John. I felt guilty that I'd only been thinking of myself just now. I should be thinking of John and the children. What will they do when I'm gone?

It was all so unfair. And now having prayed for God's deliverance, I cursed God's name. How could He? After everything. I hadn't been a bad woman, better than most, perhaps even excellent, relatively speaking. Why couldn't it have happened to someone else? Someone who wouldn't mind. Someone who wouldn't be missed. Not a mother at least. Someone old who'd had a nice, long life. Or someone mean and cruel who deserved it.
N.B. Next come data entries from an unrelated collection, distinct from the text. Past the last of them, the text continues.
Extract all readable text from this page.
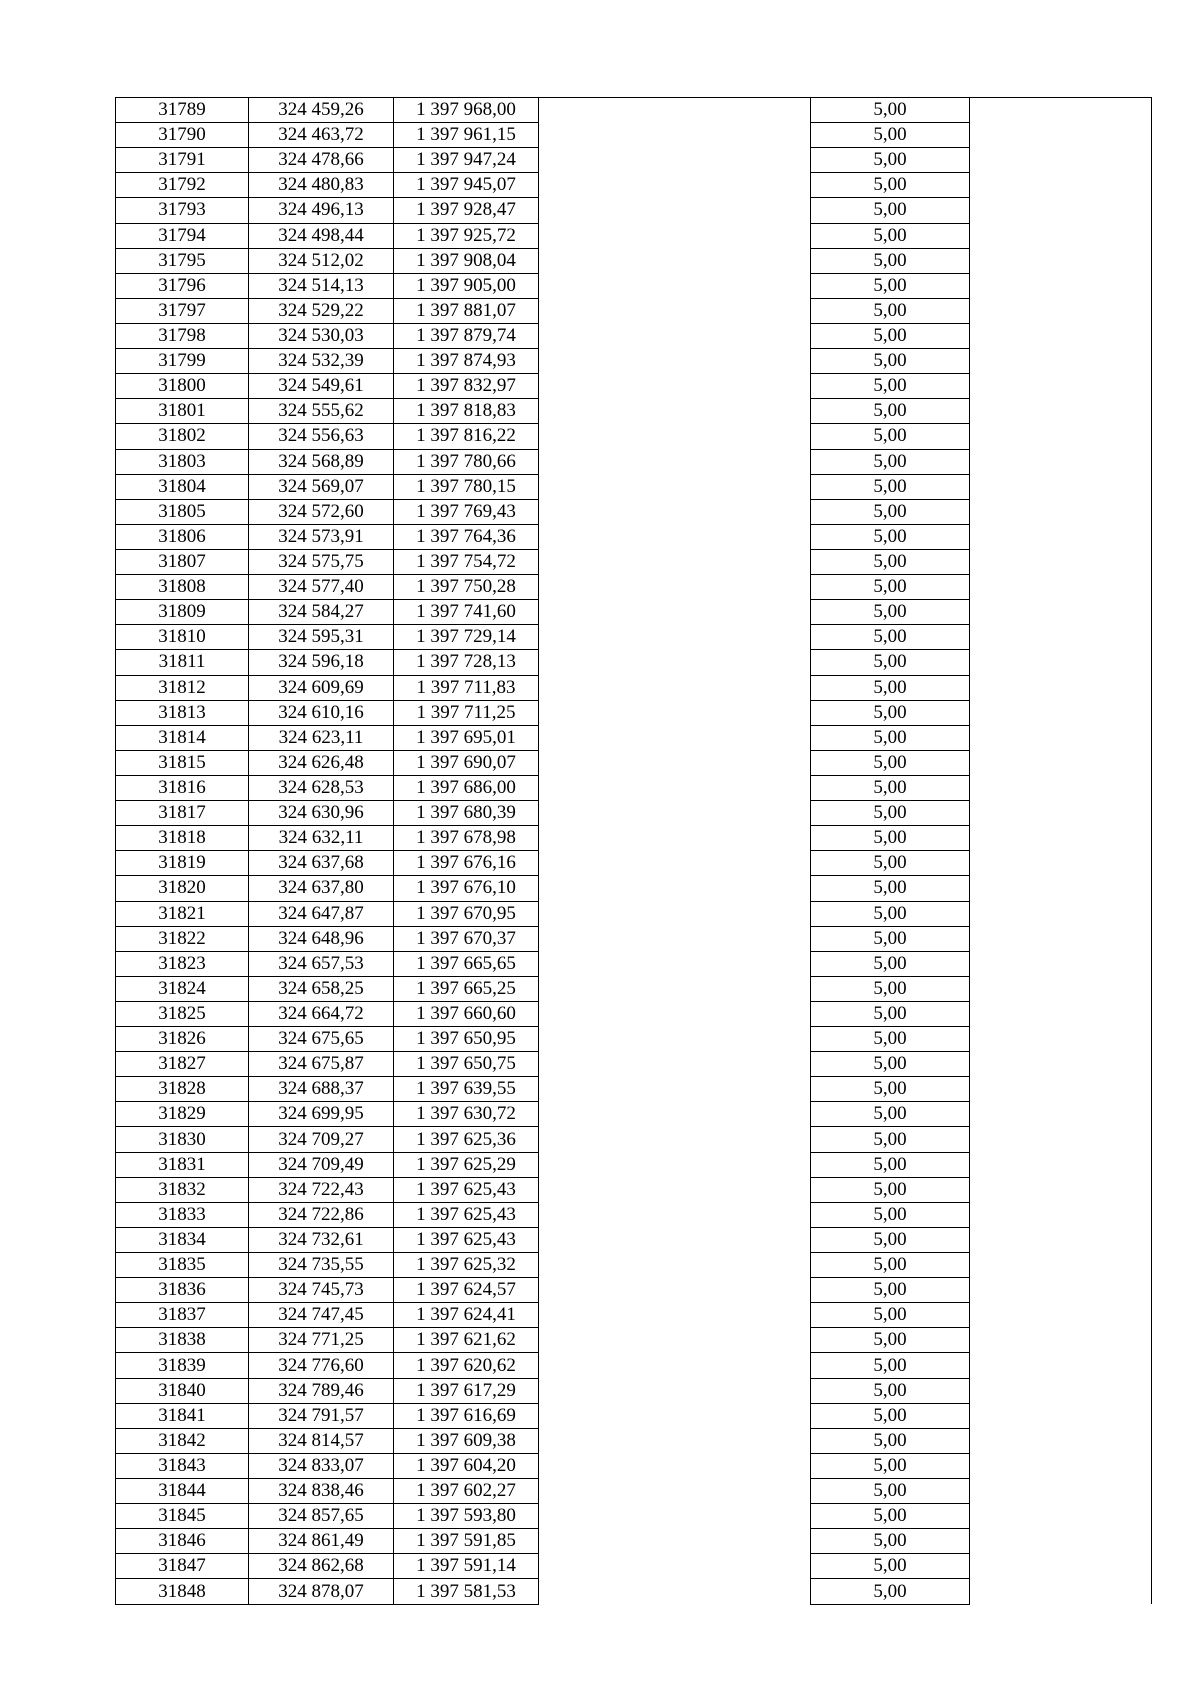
31789	324 459,26	1 397 968,00		5,00	
31790	324 463,72	1 397 961,15		5,00	
31791	324 478,66	1 397 947,24		5,00	
31792	324 480,83	1 397 945,07		5,00	
31793	324 496,13	1 397 928,47		5,00	
31794	324 498,44	1 397 925,72		5,00	
31795	324 512,02	1 397 908,04		5,00	
31796	324 514,13	1 397 905,00		5,00	
31797	324 529,22	1 397 881,07		5,00	
31798	324 530,03	1 397 879,74		5,00	
31799	324 532,39	1 397 874,93		5,00	
31800	324 549,61	1 397 832,97		5,00	
31801	324 555,62	1 397 818,83		5,00	
31802	324 556,63	1 397 816,22		5,00	
31803	324 568,89	1 397 780,66		5,00	
31804	324 569,07	1 397 780,15		5,00	
31805	324 572,60	1 397 769,43		5,00	
31806	324 573,91	1 397 764,36		5,00	
31807	324 575,75	1 397 754,72		5,00	
31808	324 577,40	1 397 750,28		5,00	
31809	324 584,27	1 397 741,60		5,00	
31810	324 595,31	1 397 729,14		5,00	
31811	324 596,18	1 397 728,13		5,00	
31812	324 609,69	1 397 711,83		5,00	
31813	324 610,16	1 397 711,25		5,00	
31814	324 623,11	1 397 695,01		5,00	
31815	324 626,48	1 397 690,07		5,00	
31816	324 628,53	1 397 686,00		5,00	
31817	324 630,96	1 397 680,39		5,00	
31818	324 632,11	1 397 678,98		5,00	
31819	324 637,68	1 397 676,16		5,00	
31820	324 637,80	1 397 676,10		5,00	
31821	324 647,87	1 397 670,95		5,00	
31822	324 648,96	1 397 670,37		5,00	
31823	324 657,53	1 397 665,65		5,00	
31824	324 658,25	1 397 665,25		5,00	
31825	324 664,72	1 397 660,60		5,00	
31826	324 675,65	1 397 650,95		5,00	
31827	324 675,87	1 397 650,75		5,00	
31828	324 688,37	1 397 639,55		5,00	
31829	324 699,95	1 397 630,72		5,00	
31830	324 709,27	1 397 625,36		5,00	
31831	324 709,49	1 397 625,29		5,00	
31832	324 722,43	1 397 625,43		5,00	
31833	324 722,86	1 397 625,43		5,00	
31834	324 732,61	1 397 625,43		5,00	
31835	324 735,55	1 397 625,32		5,00	
31836	324 745,73	1 397 624,57		5,00	
31837	324 747,45	1 397 624,41		5,00	
31838	324 771,25	1 397 621,62		5,00	
31839	324 776,60	1 397 620,62		5,00	
31840	324 789,46	1 397 617,29		5,00	
31841	324 791,57	1 397 616,69		5,00	
31842	324 814,57	1 397 609,38		5,00	
31843	324 833,07	1 397 604,20		5,00	
31844	324 838,46	1 397 602,27		5,00	
31845	324 857,65	1 397 593,80		5,00	
31846	324 861,49	1 397 591,85		5,00	
31847	324 862,68	1 397 591,14		5,00	
31848	324 878,07	1 397 581,53		5,00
I imagined John getting remarried many years from now. All that money--she'd be pretty no doubt, striking even. She'd better be excellent to the children. She would be. She'd keep them from being motherless. Wife Version 2.0, a replacement. I appreciated her. I hated her.

I didn't want to die. I don't want to die.

But then, I thought, maybe it's all a mistake. A blotch. A blur. A misleading phantom.